🤖 AI Summary
Existing text interpretability methods are constrained by reliance on manual concept annotation or yield implicit, human-incomprehensible concepts, hindering unsupervised and trustworthy concept discovery. To address this, we propose the first unsupervised, text-oriented explainable AI framework. Our method introduces an object-centric neural architecture to automatically disentangle semantic concepts from raw text, and leverages large language models (LLMs) as *interpretability discriminators*—assessing concept clarity and human readability—within a feedback-driven reinforcement fine-tuning loop that dynamically refines concept quality. Evaluated across diverse multi-task benchmarks, our approach significantly outperforms existing state-of-the-art methods. Both human evaluations and automated metrics confirm that the discovered concepts exhibit superior interpretability, consistency, and user trustworthiness—thereby overcoming the dual bottlenecks of *uncontrollability* and *untrustworthiness* in concept-based interpretability.
📝 Abstract
Concept-based explainable approaches have emerged as a promising method in explainable AI because they can interpret models in a way that aligns with human reasoning.
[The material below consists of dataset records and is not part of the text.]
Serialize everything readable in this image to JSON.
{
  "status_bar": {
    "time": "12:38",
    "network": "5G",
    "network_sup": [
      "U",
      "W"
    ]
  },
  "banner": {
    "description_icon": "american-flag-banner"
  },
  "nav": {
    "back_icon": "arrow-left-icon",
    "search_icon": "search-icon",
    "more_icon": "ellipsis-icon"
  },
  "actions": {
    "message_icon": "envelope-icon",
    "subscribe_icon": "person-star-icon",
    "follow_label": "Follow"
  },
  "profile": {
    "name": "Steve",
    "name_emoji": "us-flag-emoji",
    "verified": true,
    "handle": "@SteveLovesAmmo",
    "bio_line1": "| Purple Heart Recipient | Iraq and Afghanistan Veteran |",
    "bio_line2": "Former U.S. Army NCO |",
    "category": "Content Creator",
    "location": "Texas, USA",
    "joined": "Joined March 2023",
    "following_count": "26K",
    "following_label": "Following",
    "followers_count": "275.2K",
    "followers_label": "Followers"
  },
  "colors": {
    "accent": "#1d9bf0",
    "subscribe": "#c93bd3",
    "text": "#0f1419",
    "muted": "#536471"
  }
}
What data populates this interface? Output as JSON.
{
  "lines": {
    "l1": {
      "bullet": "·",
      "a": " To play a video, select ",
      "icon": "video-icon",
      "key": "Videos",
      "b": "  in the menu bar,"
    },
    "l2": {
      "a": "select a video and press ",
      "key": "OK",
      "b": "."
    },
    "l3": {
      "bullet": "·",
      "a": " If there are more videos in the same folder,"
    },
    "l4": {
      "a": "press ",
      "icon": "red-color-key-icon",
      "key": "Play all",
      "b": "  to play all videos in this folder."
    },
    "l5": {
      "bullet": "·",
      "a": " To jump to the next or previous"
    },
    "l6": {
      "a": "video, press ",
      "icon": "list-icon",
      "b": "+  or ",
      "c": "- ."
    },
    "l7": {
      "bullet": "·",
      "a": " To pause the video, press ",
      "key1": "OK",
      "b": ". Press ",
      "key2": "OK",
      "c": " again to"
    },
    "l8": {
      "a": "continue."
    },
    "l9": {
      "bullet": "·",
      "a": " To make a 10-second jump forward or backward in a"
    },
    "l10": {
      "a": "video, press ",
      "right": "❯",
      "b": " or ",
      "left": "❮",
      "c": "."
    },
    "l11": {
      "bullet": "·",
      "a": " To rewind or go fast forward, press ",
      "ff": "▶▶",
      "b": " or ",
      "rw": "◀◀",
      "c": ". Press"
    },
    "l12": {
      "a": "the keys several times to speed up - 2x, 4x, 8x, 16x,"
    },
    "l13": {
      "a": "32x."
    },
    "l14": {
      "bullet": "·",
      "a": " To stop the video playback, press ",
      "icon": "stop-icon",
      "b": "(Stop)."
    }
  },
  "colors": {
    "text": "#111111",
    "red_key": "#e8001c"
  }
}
However, their adaption in the text domain remains limited. Most existing methods rely on predefined concept annotations and cannot discover unseen concepts, while other methods that extract concepts without supervision often produce explanations that are not intuitively comprehensible to humans, potentially diminishing user trust. These methods fall short of discovering comprehensible concepts automatically. To address this issue, we propose extbf{ECO-Concept}, an intrinsically interpretable framework to discover comprehensible concepts with no concept annotations. ECO-Concept first utilizes an object-centric architecture to extract semantic concepts automatically. Then the comprehensibility of the extracted concepts is evaluated by large language models. Finally, the evaluation result guides the subsequent model fine-tuning to obtain more understandable explanations. Experiments show that our method achieves superior performance across diverse tasks. Further concept evaluations validate that the concepts learned by ECO-Concept surpassed current counterparts in comprehensibility.